I discovered when I was a teacher that the longer my list of classroom rules, the greater the likelihood of a widening gap in my relationship with the students. Rules can suggest an imbalance of power, but can also call to a hopeful anticipation of relationship. Happily I learned that, with a few exceptions, kids know how to do school and eagerly seek to learn what is expected of them by their teachers.

Without exception, students do not care what a teacher knows until they are comfortable that the teacher cares about them. Secure in that comfortable neighborhood, most students will comply with the words of expectation, simply to please those who care about them. This is true with a teacher-student connection, but also true in any relationship. We are hardwired to please those whom we love, because we can reasonably expect pleasure in return from those who love us. Pleasing others can create a positive relationship, which makes life more than just livable.

The lessons of the third Sunday in Lent remind us of the “Ten Commandments” the list of rules given to Moses by G_d during the Hebrew exodus from captivity. In both Hebrew (debarim) and in Greek (decalogue), these are not called “commandments” but “words.” Yet, in a culture which more frequently regards these as “ten suggestions,” we as the body of Christ, the Church, should take the reminder today, as our words by which to live. We who ask forgiveness, “for what I have done and for what I have left undone,” would do well to let these words melt into our hearts.

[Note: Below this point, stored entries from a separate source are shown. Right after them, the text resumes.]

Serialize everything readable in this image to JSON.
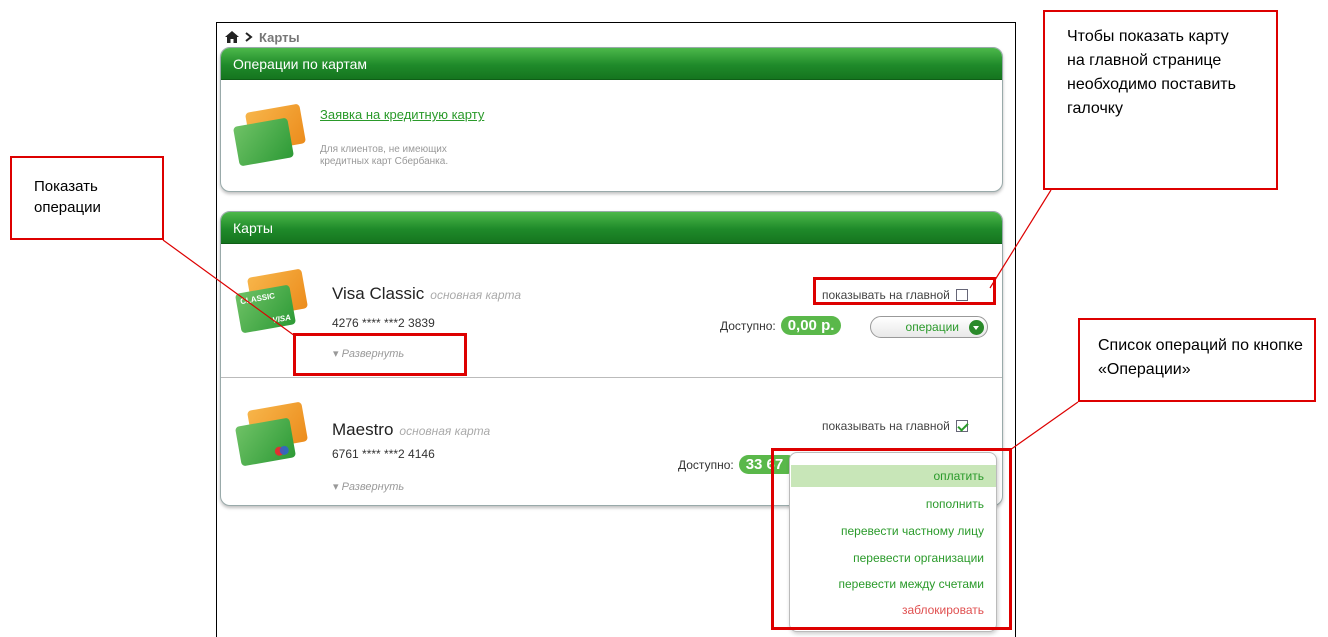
{
  "breadcrumb": {
    "current": "Карты"
  },
  "operations_panel": {
    "title": "Операции по картам",
    "apply_link": "Заявка на кредитную карту",
    "apply_note": "Для клиентов, не имеющих кредитных карт Сбербанка."
  },
  "cards_panel": {
    "title": "Карты",
    "cards": [
      {
        "name": "Visa Classic",
        "subtitle": "основная карта",
        "number": "4276 **** ***2 3839",
        "expand": "Развернуть",
        "show_main_label": "показывать на главной",
        "show_main_checked": false,
        "available_label": "Доступно:",
        "amount": "0,00 р.",
        "operations_button": "операции",
        "card_front_text": "CLASSIC",
        "card_brand_text": "VISA"
      },
      {
        "name": "Maestro",
        "subtitle": "основная карта",
        "number": "6761 **** ***2 4146",
        "expand": "Развернуть",
        "show_main_label": "показывать на главной",
        "show_main_checked": true,
        "available_label": "Доступно:",
        "amount": "33 67"
      }
    ]
  },
  "operations_menu": {
    "items": [
      "оплатить",
      "пополнить",
      "перевести частному лицу",
      "перевести организации",
      "перевести между счетами",
      "заблокировать"
    ],
    "highlighted_index": 0,
    "danger_color": "#e05050"
  },
  "annotations": {
    "show_operations": "Показать операции",
    "show_on_main": "Чтобы показать карту на главной странице необходимо поставить галочку",
    "operations_list": "Список операций по кнопке «Операции»"
  },
  "colors": {
    "accent": "#2a9a2a",
    "header_green": "#1f8a2a",
    "callout_red": "#dd0000",
    "highlight": "#c8e6b8"
  }
}
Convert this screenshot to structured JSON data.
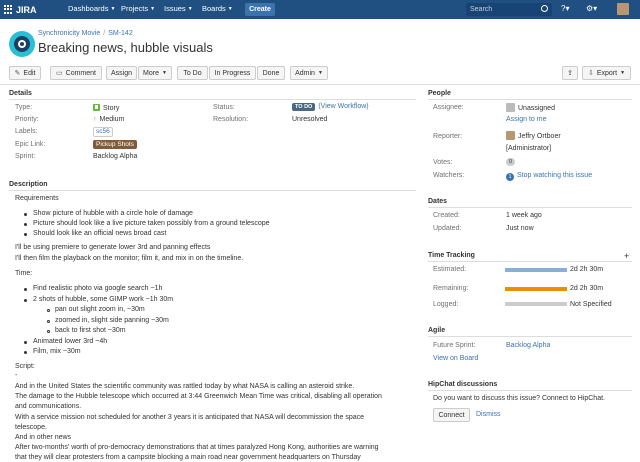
{
  "nav": {
    "logo": "JIRA",
    "items": [
      "Dashboards",
      "Projects",
      "Issues",
      "Boards"
    ],
    "create": "Create",
    "search_placeholder": "Search"
  },
  "issue": {
    "project": "Synchronicity Movie",
    "key": "SM-142",
    "title": "Breaking news, hubble visuals"
  },
  "toolbar": {
    "edit": "Edit",
    "comment": "Comment",
    "assign": "Assign",
    "more": "More",
    "todo": "To Do",
    "in_progress": "In Progress",
    "done": "Done",
    "admin": "Admin",
    "export": "Export"
  },
  "details": {
    "heading": "Details",
    "type_label": "Type:",
    "type": "Story",
    "priority_label": "Priority:",
    "priority": "Medium",
    "labels_label": "Labels:",
    "labels": "sc56",
    "epic_label": "Epic Link:",
    "epic": "Pickup Shots",
    "sprint_label": "Sprint:",
    "sprint": "Backlog Alpha",
    "status_label": "Status:",
    "status": "TO DO",
    "view_workflow": "(View Workflow)",
    "resolution_label": "Resolution:",
    "resolution": "Unresolved"
  },
  "description": {
    "heading": "Description",
    "requirements": "Requirements",
    "req_items": [
      "Show picture of hubble with a circle hole of damage",
      "Picture should look like a live picture taken possibly from a ground telescope",
      "Should look like an official news broad cast"
    ],
    "p1": "I'll be using premiere to generate lower 3rd and panning effects",
    "p2": "I'll then film the playback on the monitor; film it, and mix in on the timeline.",
    "time": "Time:",
    "time_items": [
      "Find realistic photo via google search ~1h",
      "2 shots of hubble, some GIMP work ~1h 30m",
      "Animated lower 3rd ~4h",
      "Film, mix ~30m"
    ],
    "sub_items": [
      "pan out slight zoom in, ~30m",
      "zoomed in, slight side panning ~30m",
      "back to first shot ~30m"
    ],
    "script": "Script:",
    "dash": "-",
    "script_lines": [
      "And in the United States the scientific community was rattled today by what NASA is calling an asteroid strike.",
      "The damage to the Hubble telescope which occurred at 3:44 Greenwich Mean Time was critical, disabling all operation",
      "and communications.",
      "With a service mission not scheduled for another 3 years it is anticipated that NASA will decommission the space",
      "telescope.",
      "And in other news",
      "After two-months' worth of pro-democracy demonstrations that at times paralyzed Hong Kong, authorities are warning",
      "that they will clear protesters from a campsite blocking a main road near government headquarters on Thursday"
    ]
  },
  "people": {
    "heading": "People",
    "assignee_label": "Assignee:",
    "assignee": "Unassigned",
    "assign_me": "Assign to me",
    "reporter_label": "Reporter:",
    "reporter": "Jeffry Ortboer",
    "reporter_role": "[Administrator]",
    "votes_label": "Votes:",
    "votes": "0",
    "watchers_label": "Watchers:",
    "watchers_count": "1",
    "stop_watching": "Stop watching this issue"
  },
  "dates": {
    "heading": "Dates",
    "created_label": "Created:",
    "created": "1 week ago",
    "updated_label": "Updated:",
    "updated": "Just now"
  },
  "time_tracking": {
    "heading": "Time Tracking",
    "estimated_label": "Estimated:",
    "estimated": "2d 2h 30m",
    "estimated_fill": 1.0,
    "remaining_label": "Remaining:",
    "remaining": "2d 2h 30m",
    "remaining_fill": 1.0,
    "logged_label": "Logged:",
    "logged": "Not Specified",
    "logged_fill": 0.0,
    "colors": {
      "estimated": "#89afd7",
      "remaining": "#ec8e00",
      "logged": "#cccccc"
    }
  },
  "agile": {
    "heading": "Agile",
    "future_label": "Future Sprint:",
    "future": "Backlog Alpha",
    "view_board": "View on Board"
  },
  "hipchat": {
    "heading": "HipChat discussions",
    "prompt": "Do you want to discuss this issue? Connect to HipChat.",
    "connect": "Connect",
    "dismiss": "Dismiss"
  }
}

I have always considered the law given to Moses as nine values of community preceded by a preamble from G_d. “I am the LORD your G_d, … you shall have no other gods before me” is a call to those who desire to hear, to those who wish to be in the valued community of the Divine and the faithful. Those, who do wish to conform to the call in the preamble, then follow nine minimum requirements for a Holy community. Should one not subscribe to this call, then there is little reason to continue, to hear nor assent to the words that follow. Should one refuse to believe that the only god, is G_d the Almighty, then that person will find excuses to not live within the requirements which G_d and His faithful hold dear.

While these may appear as a list of “do not’s” under the guise of “Thou shall not,” G_d has already given the hearer an out in the preamble. One may freely violate any of the nine, should they reject the first, although the community of the faithful may castoff those who reject the Creator’s desire for community. And many of the unfaithful also, endorse these nine as natural laws of the natural order and will also castoff those who do not conform.

Do not view the requirements of G_d’s law, as orders that burden and entrench the faithful in a maze of moral gridlock, but rather as a Divine gift and a gracious guidance. Rather than mandates set forth by an unyielding dictator, regard them as loving “words” from a living Christ calling me, calling us, into community. G_d’s “word to live by” is always addressed by a person to a person. G_d to Moses, Moses to the Hebrews, generation to generation. Jesus condensed the Mount Sinai inventory even more, and made it absolutely, personal. “‘Love the Lord your G_d with all your heart, and with all your soul, and with all your mind. This is the first and greatest commandment. And the second is like it: ‘Love your neighbor as yourself. All the Law and the Prophets hang on these two [words].” It is only through a positive and personal relationship of covenant and of communion, that a word to live by becomes livable.